The bus took them to the Railways boarding house in Vrededorp, for poor white arrivals. And there they stood, with all their trunks and things, on the front stoep. Before Old Pop could even knock, a fat woman with a cigarette in her mouth opened the door.
‘You must be Mister Benade,’ she said in English, without taking the cigarette out of her mouth. She ignored Old Pop’s outstretched hand. She looked them up and down as they stood there and then she said: ‘Ah, thank God, no small babies. We have enough of them here.’
She took a little bottle from her apron pocket and held it out to Old Mol. ‘Before you do anything else, I want you to take a bath. Use five drops of this,’ she said, pushing the little bottle into Old Mol’s face. ‘I don’t want any vermin in my lodgings.’
Old Pop then said to the woman: ‘We may be poor, but at least we are clean, madam.’ But she said to him: ‘Do as you’re told. Beggars can’t be choosers.’

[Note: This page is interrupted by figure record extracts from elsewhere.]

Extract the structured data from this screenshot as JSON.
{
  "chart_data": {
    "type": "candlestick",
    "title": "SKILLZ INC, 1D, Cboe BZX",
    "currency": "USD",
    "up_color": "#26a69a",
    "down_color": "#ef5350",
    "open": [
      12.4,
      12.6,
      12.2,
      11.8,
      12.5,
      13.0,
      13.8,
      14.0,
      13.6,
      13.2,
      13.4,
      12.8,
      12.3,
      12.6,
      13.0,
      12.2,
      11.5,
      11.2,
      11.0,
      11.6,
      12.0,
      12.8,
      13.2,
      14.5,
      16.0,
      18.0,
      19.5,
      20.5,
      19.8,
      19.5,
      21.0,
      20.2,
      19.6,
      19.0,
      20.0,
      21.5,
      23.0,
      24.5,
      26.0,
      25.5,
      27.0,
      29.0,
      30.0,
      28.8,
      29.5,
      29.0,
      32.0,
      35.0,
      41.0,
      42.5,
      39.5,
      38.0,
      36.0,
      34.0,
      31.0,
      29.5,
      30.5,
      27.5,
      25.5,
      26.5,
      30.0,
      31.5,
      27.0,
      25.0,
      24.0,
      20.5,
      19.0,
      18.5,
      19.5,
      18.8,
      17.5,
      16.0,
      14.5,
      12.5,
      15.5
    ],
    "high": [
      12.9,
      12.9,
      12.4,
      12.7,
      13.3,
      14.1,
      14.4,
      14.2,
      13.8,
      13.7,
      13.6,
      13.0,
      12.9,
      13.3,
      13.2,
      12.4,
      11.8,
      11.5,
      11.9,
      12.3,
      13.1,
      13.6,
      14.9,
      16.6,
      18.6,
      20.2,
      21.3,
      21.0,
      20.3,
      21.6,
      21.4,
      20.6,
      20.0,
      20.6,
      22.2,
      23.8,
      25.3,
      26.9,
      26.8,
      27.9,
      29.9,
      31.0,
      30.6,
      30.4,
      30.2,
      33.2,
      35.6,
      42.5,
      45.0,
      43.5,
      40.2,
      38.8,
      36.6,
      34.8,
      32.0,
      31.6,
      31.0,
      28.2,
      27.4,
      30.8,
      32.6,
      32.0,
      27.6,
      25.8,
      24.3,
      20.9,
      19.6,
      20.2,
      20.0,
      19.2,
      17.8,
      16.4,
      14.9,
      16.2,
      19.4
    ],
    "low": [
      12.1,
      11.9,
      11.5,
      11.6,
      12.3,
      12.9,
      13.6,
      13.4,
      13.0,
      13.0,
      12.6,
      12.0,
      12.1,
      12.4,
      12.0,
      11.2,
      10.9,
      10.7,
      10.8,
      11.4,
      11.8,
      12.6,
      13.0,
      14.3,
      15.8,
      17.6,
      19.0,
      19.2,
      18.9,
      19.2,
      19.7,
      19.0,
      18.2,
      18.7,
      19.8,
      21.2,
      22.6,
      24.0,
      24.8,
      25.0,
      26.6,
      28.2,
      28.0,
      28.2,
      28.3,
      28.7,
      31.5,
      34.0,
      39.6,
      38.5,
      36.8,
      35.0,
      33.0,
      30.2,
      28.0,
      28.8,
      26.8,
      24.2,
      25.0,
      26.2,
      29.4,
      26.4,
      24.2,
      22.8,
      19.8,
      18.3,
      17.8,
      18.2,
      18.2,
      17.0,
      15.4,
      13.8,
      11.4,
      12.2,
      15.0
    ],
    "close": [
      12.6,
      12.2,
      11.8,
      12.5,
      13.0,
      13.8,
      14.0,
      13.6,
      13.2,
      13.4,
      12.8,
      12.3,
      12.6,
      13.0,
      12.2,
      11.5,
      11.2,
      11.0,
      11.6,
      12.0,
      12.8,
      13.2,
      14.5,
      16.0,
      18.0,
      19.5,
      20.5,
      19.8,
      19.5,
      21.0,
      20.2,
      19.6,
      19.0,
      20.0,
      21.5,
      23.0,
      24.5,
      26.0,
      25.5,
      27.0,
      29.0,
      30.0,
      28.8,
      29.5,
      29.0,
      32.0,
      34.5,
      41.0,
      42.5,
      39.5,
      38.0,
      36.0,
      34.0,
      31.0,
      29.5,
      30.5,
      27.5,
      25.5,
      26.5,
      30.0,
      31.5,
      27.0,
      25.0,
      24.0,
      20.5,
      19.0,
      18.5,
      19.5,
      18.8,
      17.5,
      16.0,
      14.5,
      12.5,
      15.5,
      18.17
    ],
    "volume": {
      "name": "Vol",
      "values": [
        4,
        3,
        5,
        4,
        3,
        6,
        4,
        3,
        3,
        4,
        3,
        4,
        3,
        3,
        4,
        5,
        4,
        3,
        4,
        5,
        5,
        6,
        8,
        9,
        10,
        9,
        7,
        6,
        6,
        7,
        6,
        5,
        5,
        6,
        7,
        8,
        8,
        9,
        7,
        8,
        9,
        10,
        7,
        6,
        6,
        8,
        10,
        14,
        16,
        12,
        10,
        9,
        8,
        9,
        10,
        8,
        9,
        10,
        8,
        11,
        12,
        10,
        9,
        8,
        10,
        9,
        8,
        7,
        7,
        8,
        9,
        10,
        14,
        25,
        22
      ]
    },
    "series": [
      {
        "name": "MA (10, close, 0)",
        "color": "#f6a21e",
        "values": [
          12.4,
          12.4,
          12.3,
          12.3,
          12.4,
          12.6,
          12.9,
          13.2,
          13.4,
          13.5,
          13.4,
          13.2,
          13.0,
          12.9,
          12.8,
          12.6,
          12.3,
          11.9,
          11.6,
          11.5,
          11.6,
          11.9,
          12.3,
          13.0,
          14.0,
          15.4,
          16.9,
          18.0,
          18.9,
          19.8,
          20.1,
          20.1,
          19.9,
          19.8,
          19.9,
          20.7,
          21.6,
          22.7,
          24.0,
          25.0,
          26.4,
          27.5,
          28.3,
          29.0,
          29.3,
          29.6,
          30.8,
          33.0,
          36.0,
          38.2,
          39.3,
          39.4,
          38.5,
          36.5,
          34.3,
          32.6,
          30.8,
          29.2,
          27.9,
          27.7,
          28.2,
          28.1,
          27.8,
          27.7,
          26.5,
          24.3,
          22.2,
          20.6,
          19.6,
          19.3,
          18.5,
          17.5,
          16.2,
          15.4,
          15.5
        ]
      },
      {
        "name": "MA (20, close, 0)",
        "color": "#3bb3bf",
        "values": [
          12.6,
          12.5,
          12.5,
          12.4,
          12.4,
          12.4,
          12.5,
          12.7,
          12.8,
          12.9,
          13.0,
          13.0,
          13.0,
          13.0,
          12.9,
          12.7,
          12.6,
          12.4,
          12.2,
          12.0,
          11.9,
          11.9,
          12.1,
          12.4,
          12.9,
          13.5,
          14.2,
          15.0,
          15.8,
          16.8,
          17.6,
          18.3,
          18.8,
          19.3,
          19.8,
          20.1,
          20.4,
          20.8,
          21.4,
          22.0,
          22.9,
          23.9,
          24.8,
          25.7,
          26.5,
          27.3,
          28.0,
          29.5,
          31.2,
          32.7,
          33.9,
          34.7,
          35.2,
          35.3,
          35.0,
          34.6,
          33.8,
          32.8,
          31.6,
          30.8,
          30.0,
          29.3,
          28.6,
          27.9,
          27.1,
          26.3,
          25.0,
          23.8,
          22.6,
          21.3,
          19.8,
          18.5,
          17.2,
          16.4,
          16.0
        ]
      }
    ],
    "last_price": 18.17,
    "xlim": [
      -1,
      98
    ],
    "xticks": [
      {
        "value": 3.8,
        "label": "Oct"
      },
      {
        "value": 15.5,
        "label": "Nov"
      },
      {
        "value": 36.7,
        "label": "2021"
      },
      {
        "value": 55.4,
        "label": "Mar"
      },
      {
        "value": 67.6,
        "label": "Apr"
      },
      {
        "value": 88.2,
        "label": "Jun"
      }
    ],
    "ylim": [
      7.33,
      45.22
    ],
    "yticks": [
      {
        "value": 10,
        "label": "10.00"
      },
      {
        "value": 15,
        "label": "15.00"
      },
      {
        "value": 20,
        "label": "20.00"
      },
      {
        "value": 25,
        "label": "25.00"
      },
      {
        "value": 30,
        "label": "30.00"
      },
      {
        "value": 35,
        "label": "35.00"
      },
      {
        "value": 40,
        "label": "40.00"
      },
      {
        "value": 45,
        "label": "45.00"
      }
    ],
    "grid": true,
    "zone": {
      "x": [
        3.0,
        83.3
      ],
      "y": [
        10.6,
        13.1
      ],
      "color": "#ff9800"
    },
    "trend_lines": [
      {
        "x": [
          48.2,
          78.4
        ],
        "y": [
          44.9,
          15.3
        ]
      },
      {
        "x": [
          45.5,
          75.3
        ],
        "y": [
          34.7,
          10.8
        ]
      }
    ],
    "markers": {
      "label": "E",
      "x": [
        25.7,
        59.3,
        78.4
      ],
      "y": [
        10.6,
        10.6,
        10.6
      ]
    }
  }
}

They did as they were told. First Old Pop and Old Mol shared the bath water, the three children going next. Old Pop was grinding his teeth so hard his cheeks began puffing up. When he put the three of them into the bath, he said: ‘Now we’re being dipped like raw kaffirs.’
They stuck out the boarding house for just three days. Screaming babies kept Pop out of sleep, and the stench of old floor polish and cooked cabbage made Treppie and Mol and Pop so sick they couldn’t eat.
After his third day of looking for a house, Old Pop came home with bright eyes. Oh yes, he’d found them a semi. The people who lived there were moving out in a week’s time ’cause the old woman, a garment worker, was blind, and the man had lost a leg on the Railways. They couldn’t afford the rent any more. The Benades could come straight away and help with the last week’s rent — they could certainly do with a bit of help.
‘What’s a semi?’ Old Mol asked, and his father said it was half a house. Then his mother asked, wouldn’t there be too many of them, living with other people in half a house? But his father said it was temporary — after a week they’d have the whole semi to themselves. Two bedrooms, a kitchen and a bathroom.
‘Are you sure?’ Old Mol still asked. She didn’t trust this business at all.
In the end they spent more than three full years sharing half a house with the Beyleveldts. And it wasn’t even a proper half-house. There was a passage linking it to the other half, where three more families lived. All with strapping big children who were so famished they stripped the Benades’ food cupboard bare. So in the end everyone was hungry, and they all stole each other’s food.
Old Pop worked long hours. He was a stoker on the Railways. Mrs Beyleveldt took Old Mol to the clothing factory and presented her there as a replacement for herself. So at least there was some money in the house, even if it was altogether too little to plug the gaps. Old Mol had to take on piece-work: shirts that she repaired until late at night on Mrs Beyleveldt’s old Singer.
They all lived in one room. The children saw everything the grown-ups did. And they heard every word the grown-ups said.
Old Pop and Old Mol fought bitterly. Mostly they fought over the Beyleveldts. Old Mol used to say the offer of the half-house had just been a trick to pick them clean.
They had to pay all the rent on their own, buy all the food and do all the housework, ’cause the blind woman and the one-legged man were incapable of doing anything for themselves. And Old Mol wasn’t allowed to use the sewing machine ‘for nothing’, she had to ‘hire’ it at a ‘per-day tariff’, even though she could use it only at night.